9. Am 19. Juli 1999 besorgte der Beschuldigte dem [betrokkene A] circa 4.000 Ecstasy-Tabletten aus den Niederlanden, der diese dem [betrokkene D] zum Verkauf übergab.
[Betrokkene D] sollte die Pillen zum Stückpreis von 5,- Deutsche Mark weiter verkaufen."
4.3. Bij de stukken bevindt zich een Niederschrift van 16 juli 2001 van de Oberstaatsanwalt te Keulen, inhoudende dat MBDB, MDA, MDMA, Brolamfetamin (DOB) en Methylendioxyethylamfetamin (MDE) - stoffen "die üblicherweise als Ecstasy gehandelt werden" - onder de Duitse Betäubungsmittelgesetz vallen.
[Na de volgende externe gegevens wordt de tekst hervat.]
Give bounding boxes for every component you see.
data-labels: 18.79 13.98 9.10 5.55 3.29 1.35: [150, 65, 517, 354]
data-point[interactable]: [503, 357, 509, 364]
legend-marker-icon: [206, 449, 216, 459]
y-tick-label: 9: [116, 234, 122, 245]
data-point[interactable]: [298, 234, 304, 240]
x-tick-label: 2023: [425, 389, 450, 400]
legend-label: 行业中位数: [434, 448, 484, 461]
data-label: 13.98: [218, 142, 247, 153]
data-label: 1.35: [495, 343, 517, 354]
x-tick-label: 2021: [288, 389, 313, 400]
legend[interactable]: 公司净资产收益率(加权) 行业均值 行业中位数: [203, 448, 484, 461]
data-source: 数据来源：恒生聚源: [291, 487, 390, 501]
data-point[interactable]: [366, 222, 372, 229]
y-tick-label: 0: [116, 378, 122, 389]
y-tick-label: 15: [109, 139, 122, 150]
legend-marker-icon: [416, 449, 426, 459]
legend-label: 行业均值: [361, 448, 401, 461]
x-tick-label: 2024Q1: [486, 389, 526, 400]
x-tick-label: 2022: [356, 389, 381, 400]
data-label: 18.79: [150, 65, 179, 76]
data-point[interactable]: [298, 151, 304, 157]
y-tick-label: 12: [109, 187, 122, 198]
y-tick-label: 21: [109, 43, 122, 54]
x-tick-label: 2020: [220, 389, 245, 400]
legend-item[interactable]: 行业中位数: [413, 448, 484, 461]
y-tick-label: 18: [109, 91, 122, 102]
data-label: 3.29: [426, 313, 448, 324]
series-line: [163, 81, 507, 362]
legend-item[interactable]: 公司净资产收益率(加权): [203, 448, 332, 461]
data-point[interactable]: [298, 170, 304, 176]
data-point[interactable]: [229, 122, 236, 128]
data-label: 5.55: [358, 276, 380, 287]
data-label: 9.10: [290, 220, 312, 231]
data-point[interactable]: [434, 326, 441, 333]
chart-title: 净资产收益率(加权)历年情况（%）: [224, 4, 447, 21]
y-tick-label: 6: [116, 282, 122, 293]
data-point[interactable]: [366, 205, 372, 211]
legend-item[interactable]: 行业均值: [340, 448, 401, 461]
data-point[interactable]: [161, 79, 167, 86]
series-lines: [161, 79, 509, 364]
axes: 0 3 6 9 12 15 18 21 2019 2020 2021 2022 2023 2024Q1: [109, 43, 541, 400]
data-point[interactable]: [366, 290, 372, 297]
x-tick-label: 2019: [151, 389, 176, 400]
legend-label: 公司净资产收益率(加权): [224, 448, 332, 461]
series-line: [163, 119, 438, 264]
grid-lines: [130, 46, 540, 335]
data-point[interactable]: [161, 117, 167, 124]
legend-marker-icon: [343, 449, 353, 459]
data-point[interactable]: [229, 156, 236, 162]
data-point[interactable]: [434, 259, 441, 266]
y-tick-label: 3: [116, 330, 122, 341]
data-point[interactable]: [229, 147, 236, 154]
4.4. Kennelijk heeft de Rechtbank geoordeeld dat de in het Haftbefehl onder I.8 en I.9 genoemde ecstasytabletten MDA, MDMA, Brolamfetamine en/of N-Ethyl-MDA bevatten, welke stoffen voorkomen op Lijst I behorende bij de Opiumwet. Dit oordeel is niet onbegrijpelijk, in aanmerking genomen dat niet blijkt dat ter zitting van de Rechtbank door of namens de opgeëiste persoon met een beroep op feiten of omstandigheden is aangevoerd dat die tabletten uitsluitend bestonden uit MBDB dan wel andere stoffen die niet voorkomen op genoemde lijst I.
4.5. Nu de Hoge Raad geen grond aanwezig oordeelt waarop de bestreden uitspraak ambtshalve zou behoren te worden vernietigd, moet het beroep worden verworpen.
5. Beslissing
De Hoge Raad verwerpt het beroep.
Dit arrest is gewezen door de vice-president W.J.M. Davids als voorzitter, en de raadsheren G.J.M. Corstens en A.J.A. van Dorst, in bijzijn van de waarnemend-griffier H.H.A. de Nijs, en uitgesproken op 8 januari 2002.